Una classica scena da film del genere “carcerario” che si è materializzata nella realtà, ad Aversa, dove un detenuto italiano, rientrante nella casa di reclusione da un permesso premio concesso dall’autorità giudiziaria per buona condotta, ha occultato un micro telefono cellulare nell’ano. Il dispositivo è stato scoperto dagli agenti della Polizia penitenziaria al momento della perquisizione, con l’ausilio del metal detector.
Il comportamento posto in essere dal detenuto, che doveva far rientro in carcere dopo il beneficio, comporterà solo una timida sanzione disciplinare per violazione delle regole penitenziarie, poiché il cellulare è solo un oggetto non consentito dal regolamento, tuttavia utilissimo per curare rapporti esterni e, potenzialmente, per gestire eventuali estorsioni o traffici di droga, ordinare omicidi, rapine o altri reati.

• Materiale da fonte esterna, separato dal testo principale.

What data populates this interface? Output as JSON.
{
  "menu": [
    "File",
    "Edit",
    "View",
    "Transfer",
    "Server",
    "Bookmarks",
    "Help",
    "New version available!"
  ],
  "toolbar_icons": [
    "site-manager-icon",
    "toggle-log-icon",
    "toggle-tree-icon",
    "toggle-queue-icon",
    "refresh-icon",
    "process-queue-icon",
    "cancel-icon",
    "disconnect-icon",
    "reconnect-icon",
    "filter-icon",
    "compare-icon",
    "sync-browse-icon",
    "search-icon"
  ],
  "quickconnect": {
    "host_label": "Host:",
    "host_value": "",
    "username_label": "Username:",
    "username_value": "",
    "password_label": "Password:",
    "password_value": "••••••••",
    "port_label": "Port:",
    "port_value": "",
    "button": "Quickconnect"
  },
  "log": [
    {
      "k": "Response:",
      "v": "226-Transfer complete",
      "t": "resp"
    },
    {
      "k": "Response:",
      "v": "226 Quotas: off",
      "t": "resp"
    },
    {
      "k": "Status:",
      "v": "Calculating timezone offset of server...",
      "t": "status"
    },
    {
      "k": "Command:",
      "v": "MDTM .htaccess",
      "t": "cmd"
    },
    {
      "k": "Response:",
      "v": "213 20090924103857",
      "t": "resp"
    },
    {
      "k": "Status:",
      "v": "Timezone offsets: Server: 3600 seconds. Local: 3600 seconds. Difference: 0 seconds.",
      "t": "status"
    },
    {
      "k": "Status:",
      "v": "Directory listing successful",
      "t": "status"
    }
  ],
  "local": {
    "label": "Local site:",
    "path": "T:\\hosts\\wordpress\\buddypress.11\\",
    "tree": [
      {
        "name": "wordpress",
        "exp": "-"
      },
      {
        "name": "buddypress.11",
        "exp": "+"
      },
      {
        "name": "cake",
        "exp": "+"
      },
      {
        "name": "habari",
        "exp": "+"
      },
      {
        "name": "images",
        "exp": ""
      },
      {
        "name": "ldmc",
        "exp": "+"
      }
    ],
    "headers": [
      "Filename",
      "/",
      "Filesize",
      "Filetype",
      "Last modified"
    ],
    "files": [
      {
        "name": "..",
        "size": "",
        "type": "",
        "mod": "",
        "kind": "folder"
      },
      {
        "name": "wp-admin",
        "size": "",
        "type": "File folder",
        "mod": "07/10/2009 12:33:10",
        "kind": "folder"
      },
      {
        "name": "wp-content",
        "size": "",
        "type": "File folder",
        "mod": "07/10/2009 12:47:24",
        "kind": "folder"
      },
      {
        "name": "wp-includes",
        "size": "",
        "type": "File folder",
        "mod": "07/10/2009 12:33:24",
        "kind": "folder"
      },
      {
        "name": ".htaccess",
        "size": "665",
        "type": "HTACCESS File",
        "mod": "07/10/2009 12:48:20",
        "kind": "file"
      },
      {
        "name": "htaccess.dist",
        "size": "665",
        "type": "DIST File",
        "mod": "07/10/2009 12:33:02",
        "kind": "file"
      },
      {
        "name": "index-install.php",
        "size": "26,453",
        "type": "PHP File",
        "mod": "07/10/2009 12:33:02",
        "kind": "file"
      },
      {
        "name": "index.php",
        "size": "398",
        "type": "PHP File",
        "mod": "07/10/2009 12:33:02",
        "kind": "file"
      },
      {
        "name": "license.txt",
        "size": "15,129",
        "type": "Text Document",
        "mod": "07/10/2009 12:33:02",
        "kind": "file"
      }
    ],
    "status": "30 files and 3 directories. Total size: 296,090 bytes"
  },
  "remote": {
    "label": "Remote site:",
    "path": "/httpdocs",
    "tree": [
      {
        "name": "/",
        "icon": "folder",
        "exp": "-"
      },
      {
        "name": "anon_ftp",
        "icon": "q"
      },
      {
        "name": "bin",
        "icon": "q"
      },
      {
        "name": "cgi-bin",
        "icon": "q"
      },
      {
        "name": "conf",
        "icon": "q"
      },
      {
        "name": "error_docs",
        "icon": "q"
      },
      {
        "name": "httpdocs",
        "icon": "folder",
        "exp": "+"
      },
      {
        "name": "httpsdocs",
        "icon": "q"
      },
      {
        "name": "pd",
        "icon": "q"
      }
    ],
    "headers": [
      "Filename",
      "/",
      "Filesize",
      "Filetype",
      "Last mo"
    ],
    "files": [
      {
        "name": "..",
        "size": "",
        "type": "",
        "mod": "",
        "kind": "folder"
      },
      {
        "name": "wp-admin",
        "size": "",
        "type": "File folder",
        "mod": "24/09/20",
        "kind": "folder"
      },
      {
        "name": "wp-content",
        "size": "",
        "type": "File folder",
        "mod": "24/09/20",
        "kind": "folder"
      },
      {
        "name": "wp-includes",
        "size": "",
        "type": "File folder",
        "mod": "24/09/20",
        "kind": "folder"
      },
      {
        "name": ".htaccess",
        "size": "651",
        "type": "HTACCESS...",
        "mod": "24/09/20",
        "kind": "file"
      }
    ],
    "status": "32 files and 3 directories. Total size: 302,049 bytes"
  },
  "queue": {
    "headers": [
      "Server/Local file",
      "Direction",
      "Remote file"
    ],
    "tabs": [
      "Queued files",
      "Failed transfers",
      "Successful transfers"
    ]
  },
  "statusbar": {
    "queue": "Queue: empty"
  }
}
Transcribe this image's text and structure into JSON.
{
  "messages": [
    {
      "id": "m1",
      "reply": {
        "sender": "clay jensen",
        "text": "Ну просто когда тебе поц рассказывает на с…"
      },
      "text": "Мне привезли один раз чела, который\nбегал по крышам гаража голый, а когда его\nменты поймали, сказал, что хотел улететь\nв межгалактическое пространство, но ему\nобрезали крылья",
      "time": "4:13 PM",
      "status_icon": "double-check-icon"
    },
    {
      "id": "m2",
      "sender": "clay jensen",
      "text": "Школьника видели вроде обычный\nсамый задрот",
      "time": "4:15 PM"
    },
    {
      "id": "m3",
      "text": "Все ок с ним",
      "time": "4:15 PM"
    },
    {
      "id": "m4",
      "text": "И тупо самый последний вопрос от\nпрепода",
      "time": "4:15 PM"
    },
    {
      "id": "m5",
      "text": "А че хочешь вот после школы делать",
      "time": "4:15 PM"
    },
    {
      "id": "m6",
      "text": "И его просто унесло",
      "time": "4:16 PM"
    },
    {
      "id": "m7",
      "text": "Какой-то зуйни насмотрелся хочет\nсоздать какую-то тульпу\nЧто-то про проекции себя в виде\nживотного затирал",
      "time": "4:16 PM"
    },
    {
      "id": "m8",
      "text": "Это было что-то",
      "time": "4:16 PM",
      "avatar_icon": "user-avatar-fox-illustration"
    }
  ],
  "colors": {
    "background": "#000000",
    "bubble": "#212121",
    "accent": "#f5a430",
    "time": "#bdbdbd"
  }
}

Un plauso ai poliziotti penitenziari, coadiuvati dagli ispettori e dal comandante di Reparto, sotto la guida della dirigente dottoressa Mauro, arriva dal segretario regionale del sindacato Osapp, Vincenzo Palmieri, il quale lancia una critica all’Amministrazione penitenziaria “che guarda al problema con la solita superficialità senza adottare contromisure e proposte legislative per comprimere il dilagante fenomeno affinché l’introduzione di telefonini divenga un reato penale”.